Consider a random variable $X$ taking values in $\{0,1,\ldots,n\}$ and $Y$ takes values in $\{0,1\}$.
Let $a_{i}=P\left(X={i}\right), b_{j}=P(Y=j)$.
Also, $ p_{i}=P\left(Y=0 \mid X=x_{i}\right), q_{i}=1-p_{i}$. Then $b_{0}=(\mathbf{a} \cdot \mathbf{p})$ and $b_{1}=(\mathbf{a} \cdot \mathbf{q})$.
Assume that $p_i < p_{i+1}.$
Consider maximizing the mutual information $I(X ; Y)$ between $X$ and $Y$ given below: $$ \begin{aligned} I(X ; Y) &=\sum_{x, y} P_{x} P_{y \mid x} \log \frac{P_{y \mid x}}{P_{y}} \\ &=\sum_{i} a_{i}\left(p_{i} \log \frac{p_{i}}{b_{0}}+q_{i} \log \frac{q_{i}}{b_{1}}\right) \ \end{aligned} $$
If there are no constraints on $\mathbf{a}$, the mutual information $I(X ; Y)$ is maximized when $\mathbf{a}=\left(x_{0}, 0,0, \cdots, 0, x_{n}\right)$ as shown here. Thus, in the optimal case all masses are zero except at the end points.
I am interested to know how the mutual information $I(X ; Y)$ changes when the distribution $\mathbf{a}$ has more non-zero mass points.
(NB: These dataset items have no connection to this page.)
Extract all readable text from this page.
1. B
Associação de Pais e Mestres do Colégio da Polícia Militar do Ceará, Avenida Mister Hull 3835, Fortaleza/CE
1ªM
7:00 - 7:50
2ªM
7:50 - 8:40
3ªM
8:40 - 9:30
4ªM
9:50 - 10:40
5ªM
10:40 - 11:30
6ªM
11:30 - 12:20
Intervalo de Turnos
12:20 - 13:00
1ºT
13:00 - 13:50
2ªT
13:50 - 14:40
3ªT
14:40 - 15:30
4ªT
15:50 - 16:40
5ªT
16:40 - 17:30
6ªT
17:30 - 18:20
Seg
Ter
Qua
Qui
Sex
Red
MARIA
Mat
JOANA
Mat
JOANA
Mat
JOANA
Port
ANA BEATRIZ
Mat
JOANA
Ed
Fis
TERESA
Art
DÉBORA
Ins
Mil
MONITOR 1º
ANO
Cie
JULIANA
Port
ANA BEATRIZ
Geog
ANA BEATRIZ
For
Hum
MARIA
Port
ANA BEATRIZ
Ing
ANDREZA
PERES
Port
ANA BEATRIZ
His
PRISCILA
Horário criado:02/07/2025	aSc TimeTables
Consider the following sequence of distributions:
- $\mathbf{a}_1= $n$ \times Bern(r_1)$.
- $\mathbf{a}_2= \frac{n}{2} \times Binomial(2,r_2)$.
- $\mathbf{a}_3= \frac{n}{3} \times Binomial(3,r_3)$.
$\vdots$
So in general, assuming $i$ divides $n$ perfectly, $\mathbf{a}_i= \frac{n}{i} \times Binomial(i,r_i)$. In each case, we can optimize $r_i$ to maximize mutual information. Note that across all cases, $a_1$ leads to the maximum mutual information with $r_1$ optimally chosen.
Is it true to claim that the the maximum of mutual information $I(X ; Y)$ under input distribution $\mathbf{a}_i$ is greater than the maximum of $I(X ; Y)$ under $\mathbf{a}_{i+1}$.